Descartes remet en question ce qu'il a appris (ce qui lui a été transmis de manière scolastique).
Un premier constat: l'homme est faillible, sujet à l'erreur. Nos sens, en effet, sont trompeurs. Nous ne pouvons entièrement nous fiés à l'expérience sensible. Et, sur un plan intellectuel force est de constater que nous faisons de faux raisonnements, des paralogismes (des raisonnements qui n'ont que l'apparence du vrai).
Voir à la rubrique Textes du Sommaire (Série S) :
-Texte de Descartes extrait du Discours de la méthode.
:
-Texte de Descartes extrait des Méditations métaphysiques.
:
Quel fondement donc donner à nos connaissances? Quel cheminement suivre pour que ces connaissances soient “claires et assurées”, indubitables? De quoi pouvons-nous être certains?
2. Le recours cartésien au doute méthodique
Rappel: "il vaut mieux ne jamais chercher la vérité que de le faire sans méthode". Descartes.
Point de départ: considérer comme faux ce qui n'est que douteux. Plus, donner au doute son extension maximale.

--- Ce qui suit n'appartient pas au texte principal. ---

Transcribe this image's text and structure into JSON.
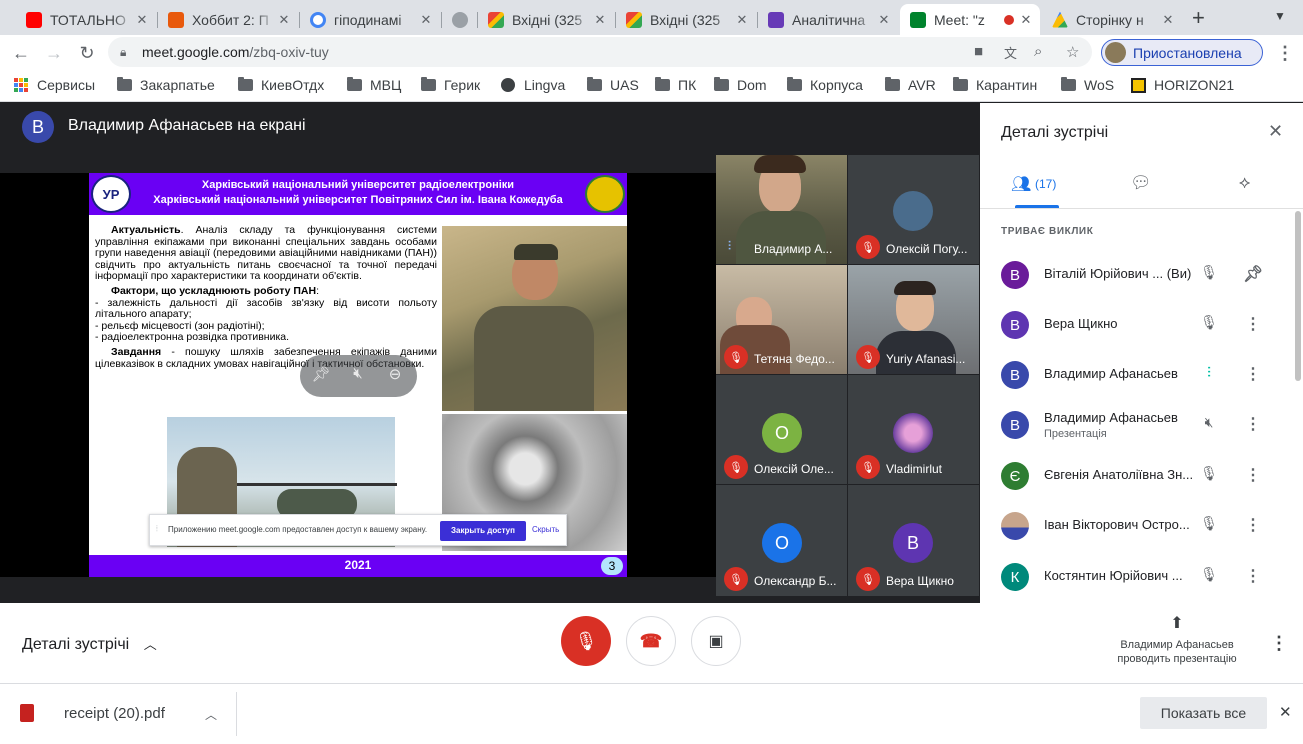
{
  "tabs": [
    {
      "title": "ТОТАЛЬНО",
      "color": "#ff0000"
    },
    {
      "title": "Хоббит 2: П",
      "color": "#e8590c"
    },
    {
      "title": "гіподинамі",
      "color": "#4285f4"
    },
    {
      "title": "",
      "color": "#9aa0a6"
    },
    {
      "title": "Вхідні (325",
      "color": "#d93025"
    },
    {
      "title": "Вхідні (325",
      "color": "#d93025"
    },
    {
      "title": "Аналітична",
      "color": "#673ab7"
    },
    {
      "title": "Meet: \"z",
      "color": "#00832d"
    },
    {
      "title": "Сторінку н",
      "color": "#34a853"
    }
  ],
  "toolbar": {
    "url_host": "meet.google.com",
    "url_path": "/zbq-oxiv-tuy",
    "profile_label": "Приостановлена"
  },
  "bookmarks": [
    "Сервисы",
    "Закарпатье",
    "КиевОтдх",
    "МВЦ",
    "Герик",
    "Lingva",
    "UAS",
    "ПК",
    "Dom",
    "Корпуса",
    "AVR",
    "Карантин",
    "WoS",
    "HORIZON21"
  ],
  "meet": {
    "presenter_initial": "В",
    "presenter_title": "Владимир Афанасьев на екрані",
    "slide": {
      "header1": "Харківський національний університет радіоелектроніки",
      "header2": "Харківський національний університет Повітряних Сил ім. Івана Кожедуба",
      "p1_title": "Актуальність",
      "p1_text": ". Аналіз складу та функціонування системи управління екіпажами при виконанні спеціальних завдань особами групи наведення авіації (передовими авіаційними навідниками (ПАН)) свідчить про актуальність питань своєчасної та точної передачі інформації про характеристики та координати об'єктів.",
      "p2_title": "Фактори, що ускладнюють роботу ПАН",
      "bullets": [
        "- залежність дальності дії засобів зв'язку від висоти польоту літального апарату;",
        "- рельєф місцевості (зон радіотіні);",
        "- радіоелектронна розвідка противника."
      ],
      "p3_title": "Завдання",
      "p3_text": " - пошуку шляхів забезпечення екіпажів даними цілевказівок в складних умовах навігаційної і тактичної обстановки.",
      "share_notice": "Приложению meet.google.com предоставлен доступ к вашему экрану.",
      "share_stop": "Закрыть доступ",
      "share_hide": "Скрыть",
      "footer_year": "2021",
      "page_num": "3"
    },
    "tiles": [
      {
        "name": "Владимир А...",
        "type": "video",
        "bg": "#5b5a45"
      },
      {
        "name": "Олексій Погу...",
        "type": "avatar",
        "bg": "#4a6c8c",
        "initial": ""
      },
      {
        "name": "Тетяна Федо...",
        "type": "video",
        "bg": "#8a7e6e"
      },
      {
        "name": "Yuriy Afanasi...",
        "type": "video",
        "bg": "#6d6f72"
      },
      {
        "name": "Олексій Оле...",
        "type": "avatar",
        "bg": "#1e8e3e",
        "initial": "О"
      },
      {
        "name": "Vladimirlut",
        "type": "avatar",
        "bg": "#6b3fa0",
        "initial": ""
      },
      {
        "name": "Олександр Б...",
        "type": "avatar",
        "bg": "#1a73e8",
        "initial": "О"
      },
      {
        "name": "Вера Щикно",
        "type": "avatar",
        "bg": "#5e35b1",
        "initial": "В"
      }
    ]
  },
  "panel": {
    "title": "Деталі зустрічі",
    "people_count": "(17)",
    "section_label": "ТРИВАЄ ВИКЛИК",
    "participants": [
      {
        "name": "Віталій Юрійович ...",
        "suffix": "(Ви)",
        "initial": "В",
        "color": "#6a1b9a",
        "sub": ""
      },
      {
        "name": "Вера Щикно",
        "suffix": "",
        "initial": "В",
        "color": "#5e35b1",
        "sub": ""
      },
      {
        "name": "Владимир Афанасьев",
        "suffix": "",
        "initial": "В",
        "color": "#3949ab",
        "sub": ""
      },
      {
        "name": "Владимир Афанасьев",
        "suffix": "",
        "initial": "В",
        "color": "#3949ab",
        "sub": "Презентація"
      },
      {
        "name": "Євгенія Анатоліївна Зн...",
        "suffix": "",
        "initial": "Є",
        "color": "#2e7d32",
        "sub": ""
      },
      {
        "name": "Іван Вікторович Остро...",
        "suffix": "",
        "initial": "",
        "color": "#8d6e63",
        "sub": ""
      },
      {
        "name": "Костянтин Юрійович ...",
        "suffix": "",
        "initial": "К",
        "color": "#00897b",
        "sub": ""
      }
    ]
  },
  "bottom": {
    "details_label": "Деталі зустрічі",
    "presenting_line1": "Владимир Афанасьев",
    "presenting_line2": "проводить презентацію"
  },
  "shelf": {
    "file_name": "receipt (20).pdf",
    "show_all": "Показать все"
  }
}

Douter même du probable et admettre seulement ce qui est totalement assuré.
Exemples:
-présentement, ne sommes-nous pas en train de rêver?
-n'existe-t-il pas une puissance trompeuse, un Malin Génie qui agit à notre insu et qui met “son industrie” à nous tromper en toutes choses?

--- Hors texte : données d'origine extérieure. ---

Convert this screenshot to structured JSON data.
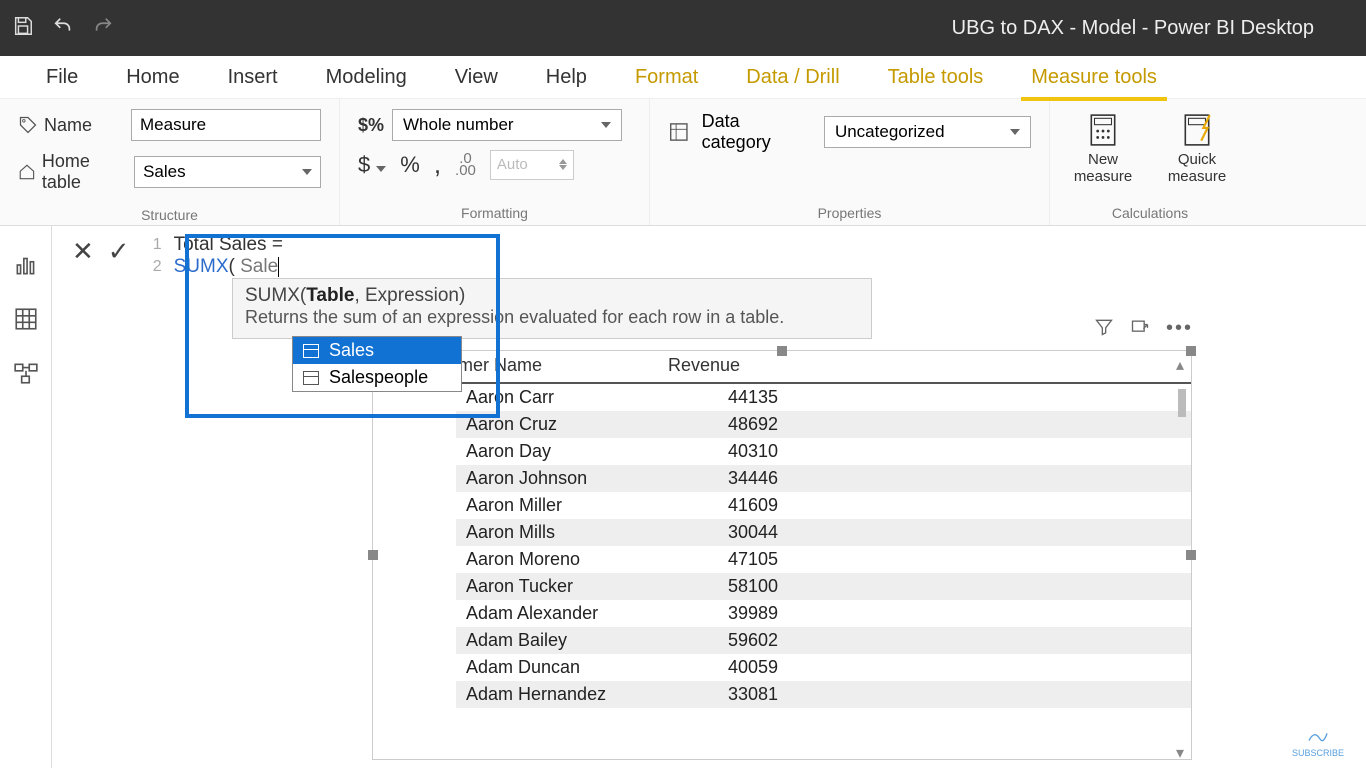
{
  "title": "UBG to DAX - Model - Power BI Desktop",
  "tabs": [
    "File",
    "Home",
    "Insert",
    "Modeling",
    "View",
    "Help",
    "Format",
    "Data / Drill",
    "Table tools",
    "Measure tools"
  ],
  "active_tab": "Measure tools",
  "contextual_start_index": 6,
  "structure": {
    "name_label": "Name",
    "name_value": "Measure",
    "home_table_label": "Home table",
    "home_table_value": "Sales",
    "group": "Structure"
  },
  "formatting": {
    "format_value": "Whole number",
    "currency_symbol": "$",
    "percent": "%",
    "comma": ",",
    "decimal_button": ".00",
    "decimals_value": "Auto",
    "group": "Formatting"
  },
  "properties": {
    "label": "Data category",
    "value": "Uncategorized",
    "group": "Properties"
  },
  "calculations": {
    "new_measure": "New measure",
    "quick_measure": "Quick measure",
    "group": "Calculations"
  },
  "formula": {
    "line1_gutter": "1",
    "line1_text": "Total Sales =",
    "line2_gutter": "2",
    "line2_fn": "SUMX",
    "line2_open": "(",
    "line2_typed": "Sale"
  },
  "tooltip": {
    "sig_fn": "SUMX",
    "sig_rest_pre": "(",
    "sig_bold": "Table",
    "sig_rest_post": ", Expression)",
    "desc": "Returns the sum of an expression evaluated for each row in a table."
  },
  "intellisense": [
    "Sales",
    "Salespeople"
  ],
  "visual": {
    "filter_icon": "filter",
    "focus_icon": "focus",
    "more_icon": "more",
    "col1": "Customer Name",
    "col2": "Revenue",
    "rows": [
      {
        "name": "Aaron Carr",
        "rev": 44135
      },
      {
        "name": "Aaron Cruz",
        "rev": 48692
      },
      {
        "name": "Aaron Day",
        "rev": 40310
      },
      {
        "name": "Aaron Johnson",
        "rev": 34446
      },
      {
        "name": "Aaron Miller",
        "rev": 41609
      },
      {
        "name": "Aaron Mills",
        "rev": 30044
      },
      {
        "name": "Aaron Moreno",
        "rev": 47105
      },
      {
        "name": "Aaron Tucker",
        "rev": 58100
      },
      {
        "name": "Adam Alexander",
        "rev": 39989
      },
      {
        "name": "Adam Bailey",
        "rev": 59602
      },
      {
        "name": "Adam Duncan",
        "rev": 40059
      },
      {
        "name": "Adam Hernandez",
        "rev": 33081
      }
    ]
  },
  "subscribe": "SUBSCRIBE"
}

La quatrième partie du Discours de la méthode, nous montre ainsi l'omniprésence de l'illusion, du leurre, de la fiction.
Mais si tout est posé comme douteux, je ne peux cependant douter que je doute. Nous retrouvons cette idée dans les Méditations métaphysiques, 1641 : que ce Malin Génie “ me trompe tant qu'il voudra, il ne saurait jamais faire que je ne sois rien, tant que je penserai être quelque chose”.
Autrement dit, ma pensée résiste au doute et si je pense, je suis. L'acte de douter me conduit à penser que j'existe. L'opération de penser m'assure de mon existence. Le Cogito ergo sum se dévoile alors comme première vérité accessible. Il s'agit d'une vérité exemplaire car elle se manifeste par sa clarté et sa distinction.
La clarté d'une idée indique que les différents éléments qui la constituent sont perçus immédiatement et sa distinction, qu'elle ne peut être confondue avec une autre.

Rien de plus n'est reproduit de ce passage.